Is augmenting human bodies with robotic parts something we can look forward to? Scientists in a new piece from The Guardian seem to think so.
“If you want an extra arm while you’re cooking in the kitchen so you can stir the soup while chopping the vegetables, you might have the option to wear and independently control an extra robotic arm,” Tamar Makin, a professor of cognitive neuroscience at Cambridge University, told the newspaper.
An existing example of this technology unlocking the human body’s potential to wrangle tasks too daunting for the merely four-limbed and twenty-digited human? An extra thumb.
Designed by Dani Clode, a researcher at Cambridge’s Plasticity Lab, “The Third Thumb” is a nifty little 3D-printed device that can apparently be used to augment any hand.
In decidedly British fashion, one example provided is the third thumb being used to grasp a dainty cup of tea, freeing up the real thumb and fingers to stir it with a spoon at the same time.

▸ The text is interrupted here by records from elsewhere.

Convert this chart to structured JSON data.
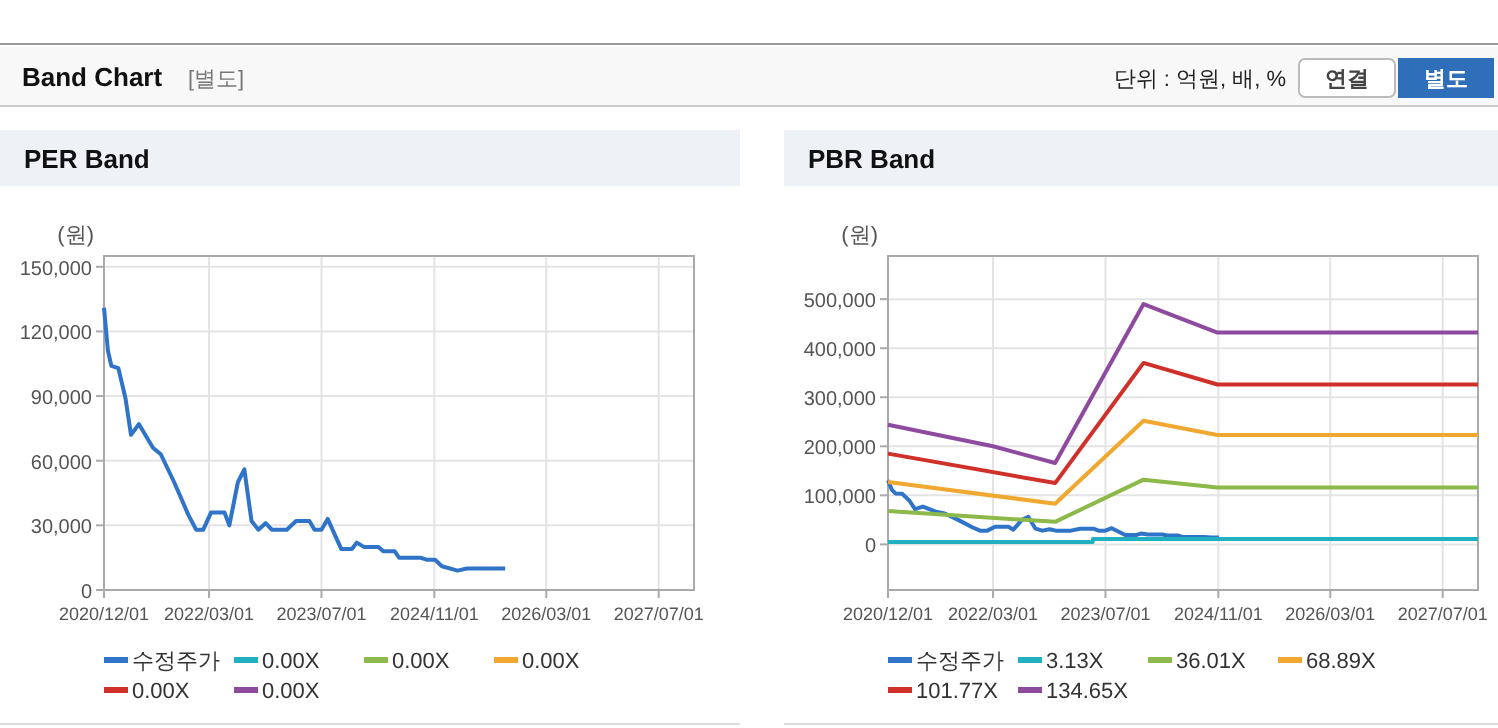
{
  "chart_data": [
    {
      "type": "line",
      "title": "PER Band",
      "ylabel": "(원)",
      "annotations": [
        "Band Chart",
        "[별도]",
        "단위 : 억원, 배, %",
        "연결",
        "별도"
      ],
      "xlim": [
        "2020-12-01",
        "2027-12-01"
      ],
      "xticks": [
        {
          "value": "2020-12-01",
          "label": "2020/12/01"
        },
        {
          "value": "2022-03-01",
          "label": "2022/03/01"
        },
        {
          "value": "2023-07-01",
          "label": "2023/07/01"
        },
        {
          "value": "2024-11-01",
          "label": "2024/11/01"
        },
        {
          "value": "2026-03-01",
          "label": "2026/03/01"
        },
        {
          "value": "2027-07-01",
          "label": "2027/07/01"
        }
      ],
      "ylim": [
        0,
        155000
      ],
      "yticks": [
        {
          "value": 0,
          "label": "0"
        },
        {
          "value": 30000,
          "label": "30,000"
        },
        {
          "value": 60000,
          "label": "60,000"
        },
        {
          "value": 90000,
          "label": "90,000"
        },
        {
          "value": 120000,
          "label": "120,000"
        },
        {
          "value": 150000,
          "label": "150,000"
        }
      ],
      "grid": true,
      "legend": "bottom",
      "marker": "none",
      "line_style": "solid",
      "series": [
        {
          "name": "수정주가",
          "color": "#2f74c8",
          "x": [
            "2020-12-01",
            "2020-12-18",
            "2021-01-02",
            "2021-02-01",
            "2021-03-04",
            "2021-03-28",
            "2021-05-01",
            "2021-07-01",
            "2021-08-04",
            "2021-10-01",
            "2021-12-01",
            "2022-01-04",
            "2022-02-04",
            "2022-03-10",
            "2022-05-07",
            "2022-05-28",
            "2022-07-04",
            "2022-08-01",
            "2022-09-01",
            "2022-10-01",
            "2022-11-01",
            "2022-11-28",
            "2023-02-01",
            "2023-03-13",
            "2023-05-10",
            "2023-06-01",
            "2023-07-01",
            "2023-07-28",
            "2023-09-25",
            "2023-11-10",
            "2023-12-01",
            "2024-01-01",
            "2024-02-04",
            "2024-03-04",
            "2024-03-25",
            "2024-05-13",
            "2024-06-01",
            "2024-09-01",
            "2024-10-01",
            "2024-11-04",
            "2024-12-04",
            "2025-02-10",
            "2025-03-22",
            "2025-09-04"
          ],
          "values": [
            131000,
            111000,
            104000,
            103000,
            89000,
            72000,
            77000,
            66000,
            63000,
            50000,
            35000,
            28000,
            28000,
            36000,
            36000,
            30000,
            50000,
            56000,
            32000,
            28000,
            31000,
            28000,
            28000,
            32000,
            32000,
            28000,
            28000,
            33000,
            19000,
            19000,
            22000,
            20000,
            20000,
            20000,
            18000,
            18000,
            15000,
            15000,
            14000,
            14000,
            11000,
            9000,
            10000,
            10000
          ]
        },
        {
          "name": "0.00X",
          "color": "#21b0c0"
        },
        {
          "name": "0.00X",
          "color": "#8db84a"
        },
        {
          "name": "0.00X",
          "color": "#f0a830"
        },
        {
          "name": "0.00X",
          "color": "#d0302a"
        },
        {
          "name": "0.00X",
          "color": "#8e4a9f"
        }
      ]
    },
    {
      "type": "line",
      "title": "PBR Band",
      "ylabel": "(원)",
      "xlim": [
        "2020-12-01",
        "2027-12-01"
      ],
      "xticks": [
        {
          "value": "2020-12-01",
          "label": "2020/12/01"
        },
        {
          "value": "2022-03-01",
          "label": "2022/03/01"
        },
        {
          "value": "2023-07-01",
          "label": "2023/07/01"
        },
        {
          "value": "2024-11-01",
          "label": "2024/11/01"
        },
        {
          "value": "2026-03-01",
          "label": "2026/03/01"
        },
        {
          "value": "2027-07-01",
          "label": "2027/07/01"
        }
      ],
      "ylim": [
        -93000,
        588000
      ],
      "yticks": [
        {
          "value": 0,
          "label": "0"
        },
        {
          "value": 100000,
          "label": "100,000"
        },
        {
          "value": 200000,
          "label": "200,000"
        },
        {
          "value": 300000,
          "label": "300,000"
        },
        {
          "value": 400000,
          "label": "400,000"
        },
        {
          "value": 500000,
          "label": "500,000"
        }
      ],
      "grid": true,
      "legend": "bottom",
      "marker": "none",
      "line_style": "solid",
      "series": [
        {
          "name": "수정주가",
          "color": "#2f74c8",
          "x": [
            "2020-12-01",
            "2020-12-18",
            "2021-01-02",
            "2021-02-01",
            "2021-03-04",
            "2021-03-28",
            "2021-05-01",
            "2021-07-01",
            "2021-08-04",
            "2021-10-01",
            "2021-12-01",
            "2022-01-04",
            "2022-02-04",
            "2022-03-10",
            "2022-05-07",
            "2022-05-28",
            "2022-07-04",
            "2022-08-01",
            "2022-09-01",
            "2022-10-01",
            "2022-11-01",
            "2022-11-28",
            "2023-02-01",
            "2023-03-13",
            "2023-05-10",
            "2023-06-01",
            "2023-07-01",
            "2023-07-28",
            "2023-09-25",
            "2023-11-10",
            "2023-12-01",
            "2024-01-01",
            "2024-02-04",
            "2024-03-04",
            "2024-03-25",
            "2024-05-13",
            "2024-06-01",
            "2024-09-01",
            "2024-10-01",
            "2024-11-04"
          ],
          "values": [
            131000,
            111000,
            104000,
            103000,
            89000,
            72000,
            77000,
            66000,
            63000,
            50000,
            35000,
            28000,
            28000,
            36000,
            36000,
            30000,
            50000,
            56000,
            32000,
            28000,
            31000,
            28000,
            28000,
            32000,
            32000,
            28000,
            28000,
            33000,
            19000,
            19000,
            22000,
            20000,
            20000,
            20000,
            18000,
            18000,
            15000,
            15000,
            14000,
            14000
          ]
        },
        {
          "name": "3.13X",
          "color": "#21b0c0",
          "x": [
            "2020-12-01",
            "2023-05-07",
            "2023-05-08",
            "2027-12-01"
          ],
          "values": [
            5000,
            5000,
            11000,
            11000
          ]
        },
        {
          "name": "36.01X",
          "color": "#8db84a",
          "x": [
            "2020-12-01",
            "2022-11-25",
            "2023-12-13",
            "2024-10-28",
            "2027-12-01"
          ],
          "values": [
            68000,
            46000,
            132000,
            116000,
            116000
          ]
        },
        {
          "name": "68.89X",
          "color": "#f0a830",
          "x": [
            "2020-12-01",
            "2022-11-25",
            "2023-12-13",
            "2024-10-28",
            "2027-12-01"
          ],
          "values": [
            127000,
            83000,
            252000,
            223000,
            223000
          ]
        },
        {
          "name": "101.77X",
          "color": "#d0302a",
          "x": [
            "2020-12-01",
            "2022-11-25",
            "2023-12-13",
            "2024-10-28",
            "2027-12-01"
          ],
          "values": [
            185000,
            125000,
            370000,
            326000,
            326000
          ]
        },
        {
          "name": "134.65X",
          "color": "#8e4a9f",
          "x": [
            "2020-12-01",
            "2022-03-01",
            "2022-11-25",
            "2023-12-13",
            "2024-10-28",
            "2027-12-01"
          ],
          "values": [
            244000,
            200000,
            166000,
            490000,
            432000,
            432000
          ]
        }
      ]
    }
  ]
}
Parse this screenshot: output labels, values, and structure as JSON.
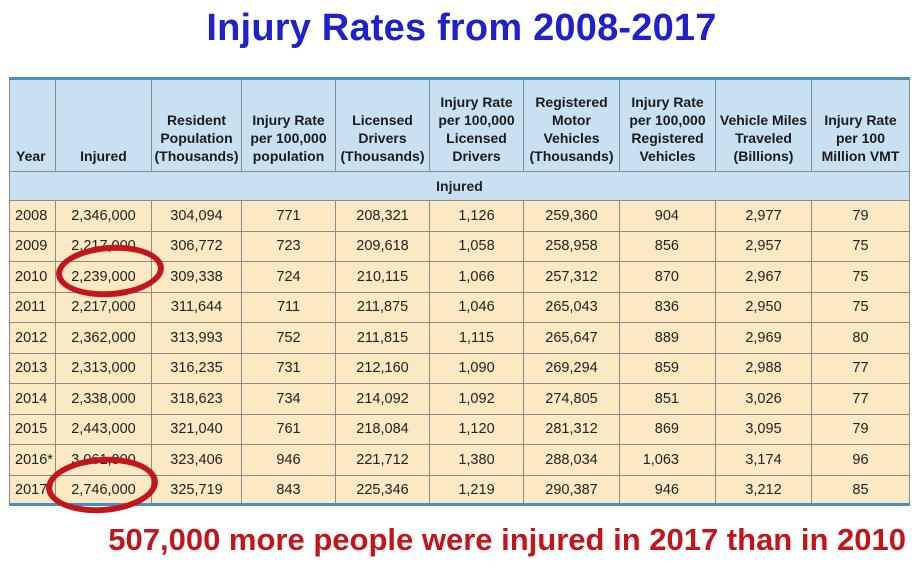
{
  "title": "Injury Rates from 2008-2017",
  "table": {
    "headers": [
      "Year",
      "Injured",
      "Resident Population (Thousands)",
      "Injury Rate per 100,000 population",
      "Licensed Drivers (Thousands)",
      "Injury Rate per 100,000 Licensed Drivers",
      "Registered Motor Vehicles (Thousands)",
      "Injury Rate per 100,000 Registered Vehicles",
      "Vehicle Miles Traveled (Billions)",
      "Injury Rate per 100 Million VMT"
    ],
    "section_label": "Injured",
    "rows": [
      [
        "2008",
        "2,346,000",
        "304,094",
        "771",
        "208,321",
        "1,126",
        "259,360",
        "904",
        "2,977",
        "79"
      ],
      [
        "2009",
        "2,217,000",
        "306,772",
        "723",
        "209,618",
        "1,058",
        "258,958",
        "856",
        "2,957",
        "75"
      ],
      [
        "2010",
        "2,239,000",
        "309,338",
        "724",
        "210,115",
        "1,066",
        "257,312",
        "870",
        "2,967",
        "75"
      ],
      [
        "2011",
        "2,217,000",
        "311,644",
        "711",
        "211,875",
        "1,046",
        "265,043",
        "836",
        "2,950",
        "75"
      ],
      [
        "2012",
        "2,362,000",
        "313,993",
        "752",
        "211,815",
        "1,115",
        "265,647",
        "889",
        "2,969",
        "80"
      ],
      [
        "2013",
        "2,313,000",
        "316,235",
        "731",
        "212,160",
        "1,090",
        "269,294",
        "859",
        "2,988",
        "77"
      ],
      [
        "2014",
        "2,338,000",
        "318,623",
        "734",
        "214,092",
        "1,092",
        "274,805",
        "851",
        "3,026",
        "77"
      ],
      [
        "2015",
        "2,443,000",
        "321,040",
        "761",
        "218,084",
        "1,120",
        "281,312",
        "869",
        "3,095",
        "79"
      ],
      [
        "2016*",
        "3,061,000",
        "323,406",
        "946",
        "221,712",
        "1,380",
        "288,034",
        "1,063",
        "3,174",
        "96"
      ],
      [
        "2017*",
        "2,746,000",
        "325,719",
        "843",
        "225,346",
        "1,219",
        "290,387",
        "946",
        "3,212",
        "85"
      ]
    ]
  },
  "annotation": "507,000 more people were injured in 2017 than in 2010",
  "highlight_color": "#c3161c",
  "title_color": "#1f22c8"
}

But far less trivial and more weighty potential applications are aplenty, too.
“We spoke with a surgeon [who] was really interested in holding his camera whilst he’s doing shoulder surgery, rather than his assistant holding his camera,” Clode said.
“He wanted to be in full control of the tools that he’s using with the two hands whilst also holding that camera and being able to manipulate that as well.”
The point of augmentation isn’t necessarily just adding extra body parts for the hell of it, in other words, but to offer an avenue of empowerment for those who need extra functionality or who have certain disabilities.
“If you’re missing a limb, instead of trying to replace that limb, why don’t we augment your intact hand to allow you to do more with it?” Clode said.
Augmenting an existing, functional limb could prove easier than replacing an entire, missing one, they say. Furthermore, robotic prosthetic limbs can require invasive, expensive, and potentially taxing surgery to install brain-computer interfaces (BCIs) that are used to control them.
That’s why with the Third Thumb, Clode insisted on it being wirelessly controlled by pressure sensors underneath your big toes, rather than using brain implants.
And Makin backs up Clode’s approach, claiming this form of control is far more intuitive than BCIs, too.
“[Of around] 600 people between the age of three and 97, 98% could use it within the first minute, meaning… they could already move objects around as instructed,” Makin said. “I can’t imagine a brain chip that can do that.”